The term “White Meat Babyface” (WMB) has been coined by wrestling fans to describe the Good Guy wrestler of the type popular in the 1980s. The WMB is always friendly and honest, a real boyscout.
He is usually young, fit, cute, and wears bright, eye-catching gear. In any match, he will enjoy some early shine, but he will also fall for every dirty trick by his cruel opponent and generally get his ass kicked until he rallies to a victory.
I recently saw these images from a wrestling show in England featuring a pair of White Meat Babyfaces known as the “Lionhearts” (their team name just screams of bravery, undaunted hopefulness, and all around White Meat Baby-Face-ity.)
Eddie Ryan is the more mature stud with the well-groomed goatee and mustache. Jason Larusso is the younger buck with those unusual white boots that expose his calf muscles. You just know one of these pretty-boys, probably Larusso, is about to be tortured relentlessly and you can hardly wait for the fun to begin…
The match unfolds according to the usual formula — the White Meat Babyfaces using their fancy high-flying double-team moves (evidence of their strong, effective inter-personal relationship) to dominate early. We know that soon they will lose momentum thanks to some nasty sneak attack and the bald, over-sized bastards known as “Team H8” (Jeckel and Gideon) will begin to chew them up.
I’ve seen this same formula play out thousands of times before, but it still gets me every time. I am helpless against their Babyface manipulations, my heartstrings are stroked by the Good Guys like a musical instrument. I am like Pavlov’s dogs or something — ring the bell and I salivate for the nearest White Meat Babyface.
In our cynical, post-modern society, we aren’t supposed to love WMBs any more. We’re supposed to be bored or want to vomit if a real Goody-Goody boy next door shows up. That’s why John Cena gets booed by anyone over age 14 or so.
Call me old-fashioned, but I still enjoy White Meat in my diet. I guess I never got out of the 80s. I still love it when the innocent, dough-eyed little Good Guy puts his heart and soul into winning fair and square, only to be cheated and punished unjustly.
This match is taking place in England where the WMB has long been an audience favorite since the says of “Kid” McCoy, Davey “Boy” Smith, and other clean-cut underdogs who always seemed to get into trouble and spend much of the match sprawled out on the canvas like a deflated balloon.

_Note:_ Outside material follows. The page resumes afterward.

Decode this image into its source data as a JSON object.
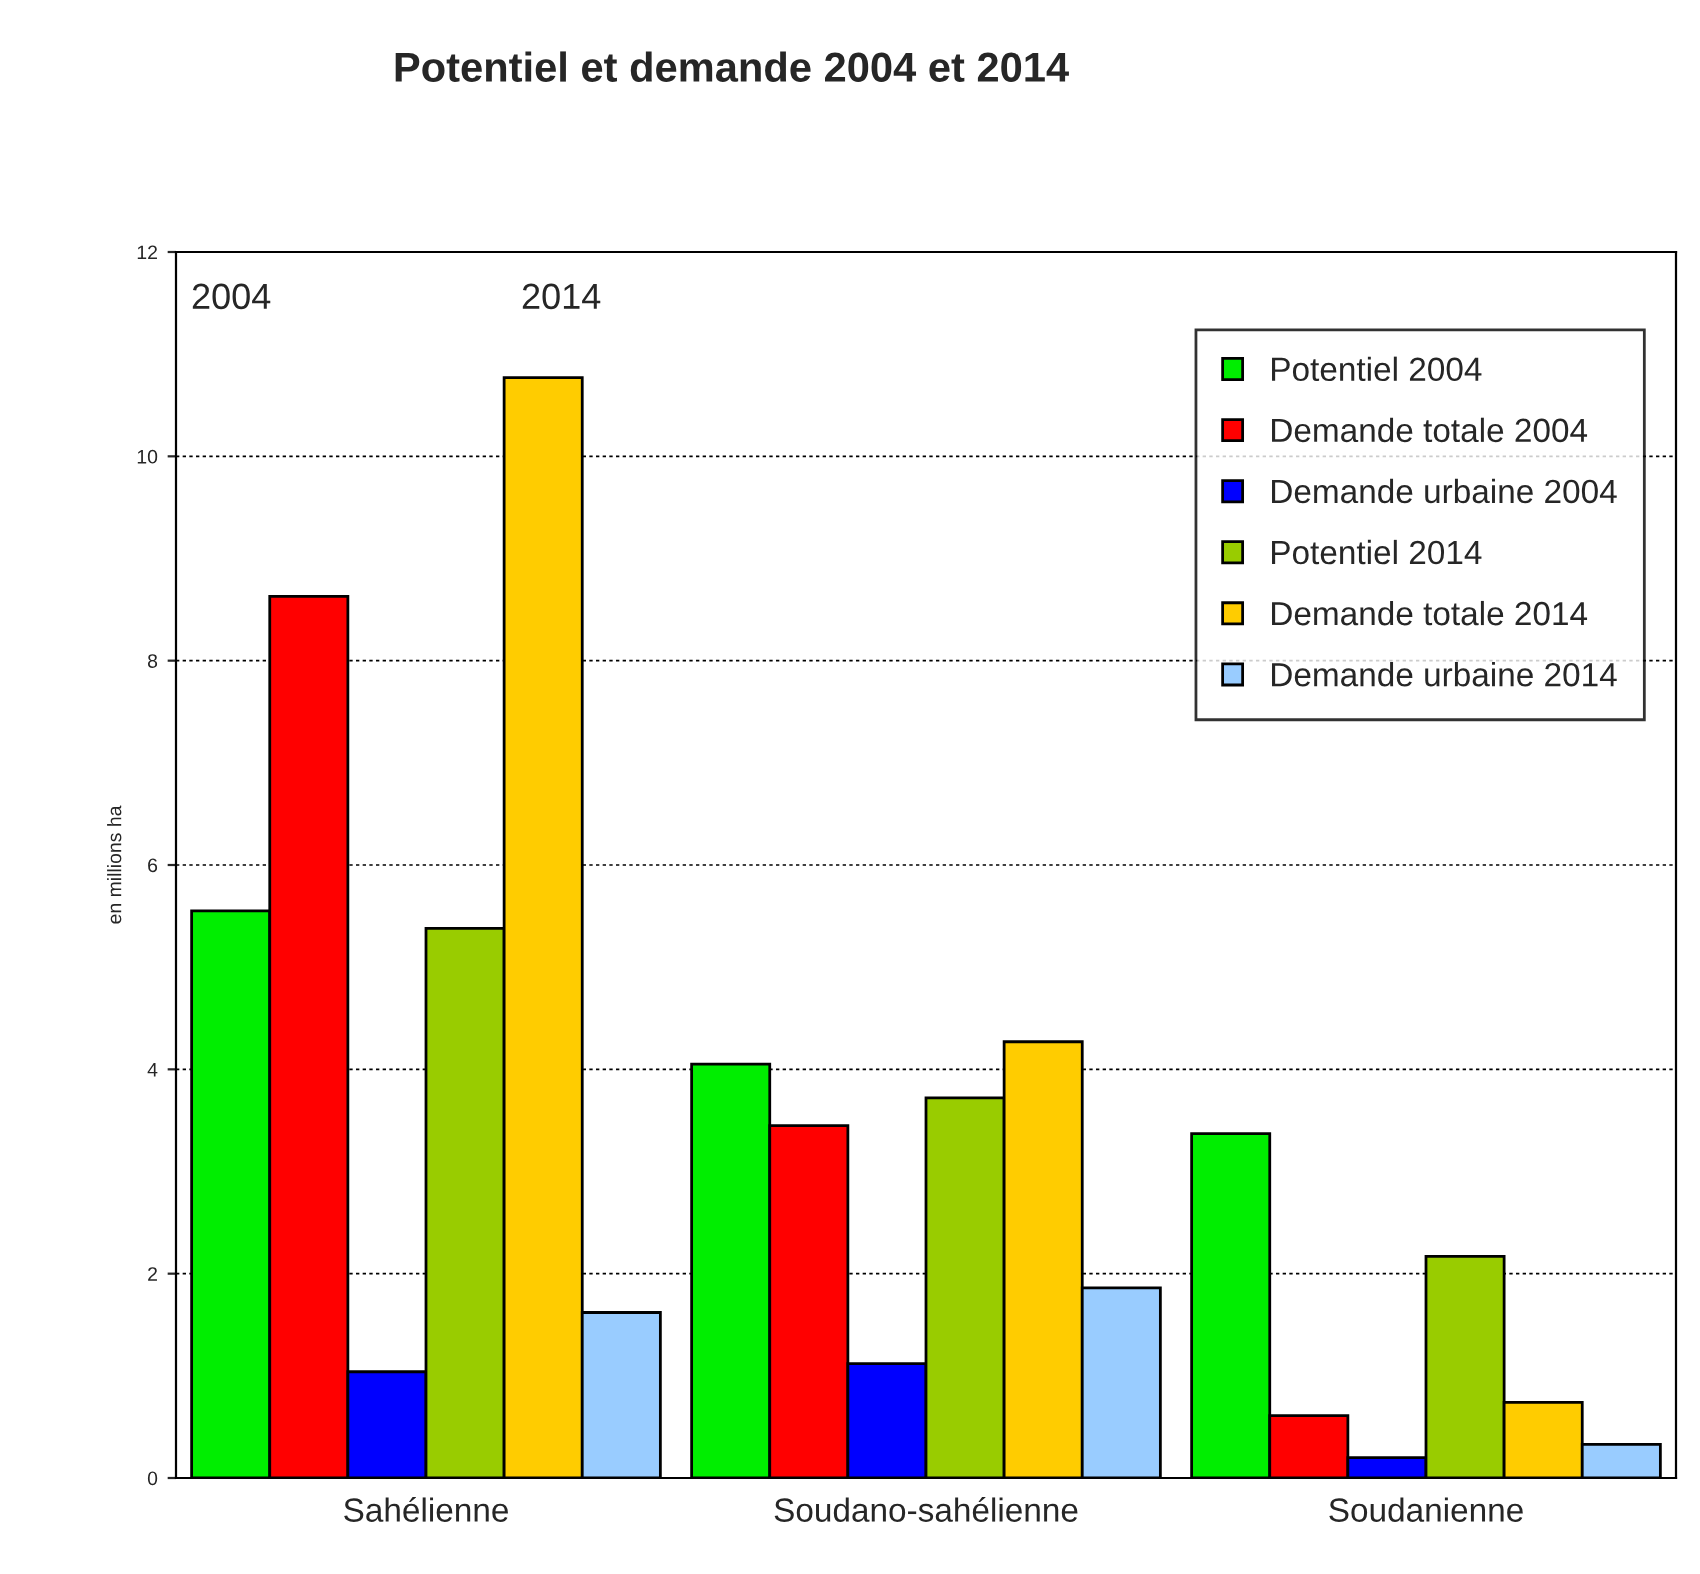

I think White Meat Babyfaces never went out of style on the other side of the pond. Maybe it is only in the USA where we’ve come to distrust and despise the heroic dreamers who take their vitamins and say their prayers. Ever since “Stone Cold” Steve Austin flipped us off and doused himself in beer, we have prefered our heroes with a Dark Side, an Edge that makes them seem more complex, mystical, and flawed.
But I say, let’s see more of the honest, helpless White Meat Babyface — as clean and pure as the driven snow — forever unable to reach his partner for the tag, groaning in agony, his gear as bright as his hopes and dreams.
The term “White” meat is apparently meant to describe the usual race and skin color of the Baby Face — caucasian like most of the sympathetic fans cheering for him at ringside. The term may also be a put-down, meant to compare his Goody-Goody personality to something bland, boring, dry, and plain like a piece of white meat.
But don’t forget that calling a man “Meat” also carries the connotation of him being devoured (raped) by onlookers who consider him nothing more than a piece of meat, similar to the way pickup bars are known as “Meat Markets” and new inmates at a prison are known as “Fresh Meat.”
Yes, yes, YES! Another superb analysis of what we love about pro wrestling! But I do love it when the good guys turn the tables and triumph in the end–even though they may have suffered miserably (and sexily) for a good portion of the match. Ryan and Larusso are perfect embodiments of WMB-ness, and they are in the UK. It’s my impression that there are fewer WMBs in the USA post-1970s. I wonder.
Yes, the era of the U.S. White Meat market ( no pun intended ) sadly has gone the wayside. Teams such as Zenk & Martel, Angel & Co. Would in every match, gain the roar of the crowd as they made their way to the ring. Stripping off their ring jackets, even more from the adoring fans. Myself, drooling @ the T.V, anxious for the Heels to be announced. Double A & Co. thick, brutal and always the winners. Team Meat as you state, always putting up a good fight in the beginning, but the many of us knowing full well, Team Brute was soon to turn the tide and Pound the Crap out of the Boy’s -> Beautiful. At that instant, Arn sending Angel to his knees via a vicious fist to the face, my Blood was in full flow and what I had been waiting for was in motion. For the remainder of the match, A totally One Sided Squash flattened Team Meat. How I miss such action !!
Jason Larusso … what a hunky, handsome, powerful young muscleboy. Too bad Team H8 was just too much for him to handle.